Whether the elder ages at home or in a long-term care facility, family caregivers are often shocked to discover how much long-term care can cost, especially when they learn that Medicare covers very few of these services. Unless older adults have long-term care insurance, they will likely pay for this care out-of-pocket—from savings, home equity and, often, other family members’ assets.

In Tennessee, the state Medicaid program, known as CHOICES, can help pay for some types of care for seniors who meet income and resource limits. CHOICES 1 pays for nursing home care in institutions contracted with the state of Tennessee. CHOICES 2 covers home and community-based care including care in assisted living facilities that are contracted with the State of Tennessee. Unfortunately, few assisted living facilities are part of the CHOICES program, which limits access to this type of care for people with limited resources.

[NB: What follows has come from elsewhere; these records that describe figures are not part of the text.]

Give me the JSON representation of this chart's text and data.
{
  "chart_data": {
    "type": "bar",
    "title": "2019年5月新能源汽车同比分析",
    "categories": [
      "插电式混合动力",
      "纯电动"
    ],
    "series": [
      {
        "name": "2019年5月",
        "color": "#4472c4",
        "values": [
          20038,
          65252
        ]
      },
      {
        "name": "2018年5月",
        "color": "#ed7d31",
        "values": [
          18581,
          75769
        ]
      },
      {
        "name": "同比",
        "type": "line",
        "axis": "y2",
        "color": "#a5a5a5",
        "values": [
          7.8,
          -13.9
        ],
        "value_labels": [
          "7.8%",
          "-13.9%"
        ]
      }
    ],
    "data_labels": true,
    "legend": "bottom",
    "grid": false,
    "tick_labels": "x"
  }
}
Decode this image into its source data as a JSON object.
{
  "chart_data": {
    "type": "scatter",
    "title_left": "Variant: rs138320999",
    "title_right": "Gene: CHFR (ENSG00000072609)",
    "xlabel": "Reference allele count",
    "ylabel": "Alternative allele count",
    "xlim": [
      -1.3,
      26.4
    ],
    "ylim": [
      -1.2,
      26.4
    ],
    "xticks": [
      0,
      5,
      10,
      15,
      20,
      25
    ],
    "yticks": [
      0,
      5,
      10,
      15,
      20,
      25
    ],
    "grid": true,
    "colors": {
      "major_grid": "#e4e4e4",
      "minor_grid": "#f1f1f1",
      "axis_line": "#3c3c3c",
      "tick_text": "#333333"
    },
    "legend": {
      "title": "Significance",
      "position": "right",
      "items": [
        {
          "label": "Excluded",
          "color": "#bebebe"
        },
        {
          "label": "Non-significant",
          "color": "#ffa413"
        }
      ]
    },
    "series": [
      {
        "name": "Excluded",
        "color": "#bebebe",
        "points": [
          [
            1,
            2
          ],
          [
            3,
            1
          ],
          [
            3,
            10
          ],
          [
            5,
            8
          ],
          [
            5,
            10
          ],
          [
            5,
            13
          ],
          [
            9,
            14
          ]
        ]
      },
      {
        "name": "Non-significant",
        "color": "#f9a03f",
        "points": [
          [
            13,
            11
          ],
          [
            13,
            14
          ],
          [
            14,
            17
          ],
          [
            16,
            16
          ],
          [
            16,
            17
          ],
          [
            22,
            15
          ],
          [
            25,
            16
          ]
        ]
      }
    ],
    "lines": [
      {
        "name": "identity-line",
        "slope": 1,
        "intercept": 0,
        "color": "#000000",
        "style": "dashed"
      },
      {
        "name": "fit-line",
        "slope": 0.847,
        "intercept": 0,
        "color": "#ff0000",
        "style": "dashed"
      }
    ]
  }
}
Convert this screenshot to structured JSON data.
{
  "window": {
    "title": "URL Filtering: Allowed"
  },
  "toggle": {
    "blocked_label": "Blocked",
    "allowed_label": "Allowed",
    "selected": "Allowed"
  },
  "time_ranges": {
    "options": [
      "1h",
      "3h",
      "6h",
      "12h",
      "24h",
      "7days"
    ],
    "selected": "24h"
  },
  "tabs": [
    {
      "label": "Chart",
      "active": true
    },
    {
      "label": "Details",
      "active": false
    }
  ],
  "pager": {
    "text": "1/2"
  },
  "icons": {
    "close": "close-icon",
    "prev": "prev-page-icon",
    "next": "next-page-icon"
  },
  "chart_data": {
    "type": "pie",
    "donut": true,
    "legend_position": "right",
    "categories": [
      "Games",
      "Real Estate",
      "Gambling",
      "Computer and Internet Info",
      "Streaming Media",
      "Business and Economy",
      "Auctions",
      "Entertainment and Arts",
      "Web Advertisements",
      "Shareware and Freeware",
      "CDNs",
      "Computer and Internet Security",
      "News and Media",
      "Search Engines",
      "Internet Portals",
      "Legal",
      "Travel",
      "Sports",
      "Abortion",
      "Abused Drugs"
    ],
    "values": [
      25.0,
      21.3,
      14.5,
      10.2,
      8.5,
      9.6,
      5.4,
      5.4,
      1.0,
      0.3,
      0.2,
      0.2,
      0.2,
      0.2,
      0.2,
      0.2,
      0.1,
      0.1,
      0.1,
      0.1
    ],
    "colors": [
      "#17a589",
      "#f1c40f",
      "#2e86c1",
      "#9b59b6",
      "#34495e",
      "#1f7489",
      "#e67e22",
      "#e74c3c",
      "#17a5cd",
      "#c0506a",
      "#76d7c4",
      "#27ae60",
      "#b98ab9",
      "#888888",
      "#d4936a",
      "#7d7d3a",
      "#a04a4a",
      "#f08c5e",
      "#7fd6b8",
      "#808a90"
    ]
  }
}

More Guidance for Families

Historically, there has been virtually no guidance for people during the long-term care journey. Caring for elders has long been considered a private matter. It was the family’s responsibility to meet all the older person’s needs until end of his or her life. The only instruction available was observation—watching how previous generations handled care responsibilities. As a result, family caregivers cobbled together solutions, lurching from one crisis to the next and often sacrificing their own well-being in the process.

Things started to change in the 1990s when new businesses catering to the needs of older adults and their caregivers began to emerge. Today, families can choose from a wide variety of services. Elder law attorneys, senior advisors, geriatric care coordinators, non-medical home care companies, home health companies, senior relocation specialists, home modification companies, senior transportation services, and many other firms now offer support to caregivers that wasn’t available a generation ago. Life Care Planning, a concept familiar to Takacs McGinnis Elder Care Law clients and professionals in the long-term care community, was part of this new wave of services. In addition to solving the legal and financial problems created by the prohibitive cost of care, Life Care Planning is unique in its ability to help family caregivers overcome the analysis paralysis created by the presence of so many options for support.

Will your aging experience be better than that of your ancestors? Probably.  Good genetics, a healthy lifestyle, the ability to live as independently as possible, and access to trusted guidance can make the long-term care journey easier. It’s a good time to be growing old in America.